Pensées personnelles et impersonnelles de Chiragh

Quand nous aimons quelqu’un, notre amour en forme une image que nous mettons sur un piédestal ; ensuite de quoi nous attendons que ce quelqu’un se confonde avec l’œuvre d’art que nous avons faite de lui. C’est la source de toute déception. Peut-être la plus grande des vertus est-elle d’apprendre à aimer ceux que nous aimons tels qu’ils sont et non pas tels que nous voudrions qu’ils soient. Et à y bien penser, c’est même la seule manière de connaître d’eux autre chose qu’une illusion.

Propos de Chiragh : Maximes

Rester sans pensée est difficile, souvent pénible au début : on a l’impression d’un terrible manque comme quelqu’un qu’on aurait privé de sa drogue. Mais si l’on persiste, il commence à s’élever un sens subtil du bonheur qui pénètre tout l’individu et parait venir de l’âme, et qui, si on lui compare tous les bonheurs passagers que nous avons pu connaitre, les fait concevoir comme des contrefaçons. En outre, dans cet état de non-pensée, l’esprit perd de ses limites et de son étroitesse – C’est la définition de la méditation.

Le chemin de dieu en nous – propos de Chiragh

Observons cependant, puisque nous en sommes là et pour sacrifier au goût du jour, que cette discussion avec soi-même et au besoin cette bataille contre soi-même ne « censure » rien, ne « refoule » rien. Car le moment où nous décidons librement de conquérir notre liberté intérieure est le moment où nous devenons, dans le sens réel du terme, un être humain à part entière et où nous ouvrons enfin les yeux. C’est aussi le moment où les masques multiples de notre Ennemi, de celui qui nous a fait tant souffrir commencent à bouger et où nous nous prenons à soupçonner son vrai visage: et voici qu’à notre saisissement nous découvrons, sans erreur et sans dérobade possible, que cet Ennemi porte nos propres traits. Et à ce moment-là, à cette heure-là, il n’est vraiment plus question de « refoulement » ni de « censure », produit artificiels d’une contrainte morale aveugle imposée de l’extérieur à un être dont les yeux étaient bandés. Et c’est bien d’une autre lutte et d’un plus haut combat qu’il s’agit.

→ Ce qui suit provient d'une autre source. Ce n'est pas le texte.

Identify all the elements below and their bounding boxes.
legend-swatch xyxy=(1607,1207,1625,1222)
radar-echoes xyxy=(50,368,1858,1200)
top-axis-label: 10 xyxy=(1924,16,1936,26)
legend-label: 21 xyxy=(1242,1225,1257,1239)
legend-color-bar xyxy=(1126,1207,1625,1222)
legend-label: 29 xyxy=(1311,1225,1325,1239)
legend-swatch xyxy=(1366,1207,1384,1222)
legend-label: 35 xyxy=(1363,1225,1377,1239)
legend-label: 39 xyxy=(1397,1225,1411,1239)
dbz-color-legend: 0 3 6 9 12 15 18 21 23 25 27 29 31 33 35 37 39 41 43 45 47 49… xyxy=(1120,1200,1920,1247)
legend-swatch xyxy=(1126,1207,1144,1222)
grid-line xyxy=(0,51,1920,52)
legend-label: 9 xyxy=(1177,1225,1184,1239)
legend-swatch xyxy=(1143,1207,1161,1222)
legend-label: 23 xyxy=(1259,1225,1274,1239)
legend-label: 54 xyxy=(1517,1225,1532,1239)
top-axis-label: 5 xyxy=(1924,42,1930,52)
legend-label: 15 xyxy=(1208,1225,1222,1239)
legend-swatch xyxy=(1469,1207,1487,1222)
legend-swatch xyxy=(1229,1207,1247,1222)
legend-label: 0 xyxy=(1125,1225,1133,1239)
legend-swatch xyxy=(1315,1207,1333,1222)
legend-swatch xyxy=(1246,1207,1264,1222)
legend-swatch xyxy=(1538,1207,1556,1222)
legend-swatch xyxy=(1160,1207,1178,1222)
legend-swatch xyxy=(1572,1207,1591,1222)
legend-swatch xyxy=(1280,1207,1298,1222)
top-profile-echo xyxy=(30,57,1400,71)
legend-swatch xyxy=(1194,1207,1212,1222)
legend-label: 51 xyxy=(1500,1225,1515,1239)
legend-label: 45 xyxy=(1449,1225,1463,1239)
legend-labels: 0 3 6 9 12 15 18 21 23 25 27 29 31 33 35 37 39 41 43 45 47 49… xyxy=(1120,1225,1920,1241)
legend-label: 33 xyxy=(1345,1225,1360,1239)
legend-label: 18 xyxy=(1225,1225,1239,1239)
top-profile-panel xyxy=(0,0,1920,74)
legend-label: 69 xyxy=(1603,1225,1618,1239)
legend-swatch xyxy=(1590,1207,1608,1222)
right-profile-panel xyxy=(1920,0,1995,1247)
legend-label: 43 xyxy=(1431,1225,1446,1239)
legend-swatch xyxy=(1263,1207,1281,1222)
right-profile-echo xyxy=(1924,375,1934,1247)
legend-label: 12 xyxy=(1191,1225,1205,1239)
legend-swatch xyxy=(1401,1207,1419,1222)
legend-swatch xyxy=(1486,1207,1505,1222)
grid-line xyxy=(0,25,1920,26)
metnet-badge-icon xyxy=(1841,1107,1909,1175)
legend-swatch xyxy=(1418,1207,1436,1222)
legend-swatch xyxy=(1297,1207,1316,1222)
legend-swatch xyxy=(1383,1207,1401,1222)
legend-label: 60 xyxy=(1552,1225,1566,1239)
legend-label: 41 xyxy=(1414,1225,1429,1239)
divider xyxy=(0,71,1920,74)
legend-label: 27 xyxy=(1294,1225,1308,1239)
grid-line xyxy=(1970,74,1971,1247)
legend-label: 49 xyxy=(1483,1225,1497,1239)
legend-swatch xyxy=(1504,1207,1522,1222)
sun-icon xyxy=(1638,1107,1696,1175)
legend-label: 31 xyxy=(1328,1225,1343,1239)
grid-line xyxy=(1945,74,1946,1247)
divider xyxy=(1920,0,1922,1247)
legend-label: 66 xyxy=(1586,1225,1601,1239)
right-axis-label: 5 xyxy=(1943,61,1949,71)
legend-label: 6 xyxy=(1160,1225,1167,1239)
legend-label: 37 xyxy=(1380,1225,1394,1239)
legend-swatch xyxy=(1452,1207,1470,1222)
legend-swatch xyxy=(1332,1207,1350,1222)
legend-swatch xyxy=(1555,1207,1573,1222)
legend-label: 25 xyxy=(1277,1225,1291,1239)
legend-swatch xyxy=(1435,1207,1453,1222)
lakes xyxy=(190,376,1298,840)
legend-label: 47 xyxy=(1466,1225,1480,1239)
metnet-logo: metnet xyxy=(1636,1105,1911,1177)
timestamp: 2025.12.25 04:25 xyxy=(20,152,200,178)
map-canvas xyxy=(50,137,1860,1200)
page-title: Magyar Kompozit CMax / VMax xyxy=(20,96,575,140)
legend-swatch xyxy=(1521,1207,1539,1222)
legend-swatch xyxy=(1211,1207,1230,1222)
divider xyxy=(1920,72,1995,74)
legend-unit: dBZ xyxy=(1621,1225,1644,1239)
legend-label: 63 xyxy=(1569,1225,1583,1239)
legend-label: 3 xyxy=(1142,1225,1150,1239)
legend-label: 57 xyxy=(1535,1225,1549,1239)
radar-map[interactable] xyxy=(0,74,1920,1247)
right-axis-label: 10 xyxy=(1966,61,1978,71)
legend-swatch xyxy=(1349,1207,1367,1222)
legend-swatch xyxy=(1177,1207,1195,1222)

L’art et la manière de vivre la vie intérieure aujourd’hui – propos de Chiragh

Saint François d’Assise ou Sainte Thérèse d’Avila, Abdul Kadr Jilani, Ramakrishna, Inayat Khan ou Ramana Maharshi, ou encore Sri Aurobindo (pour ne parler que de ceux qui sont passés de ce monde) nous montrent une stature qui nous semble sans commune mesure avec la nôtre. Voilà, nous disons-nous, des héros qui ont montré tous les courages, été jusqu’au bout de tous les héroïsmes, prouvé à leurs frères humains les plus hautes formes de la bénévolence et de l’amour; qui, de plus, ouvraient à ceux qui les approchaient — et par le magnétisme de leur seule présence — la voie cachée des connaissances suprasensibles, soulevés qu’ils étaient au-dessus de la condition humaine par une inspiration et une force divines. Voilà, des sortes de géants qui s’avancent en droite ligne dans leur destinée, qui marchent d’un pas assuré vers leur but, tout obstacle renversé d’avance par une espèce de détermination et de volonté vraiment surhumaines…
Oui, eh bien, si telle est la vie spirituelle, qu’irions-nous y faire, nous autres pauvres pécheurs?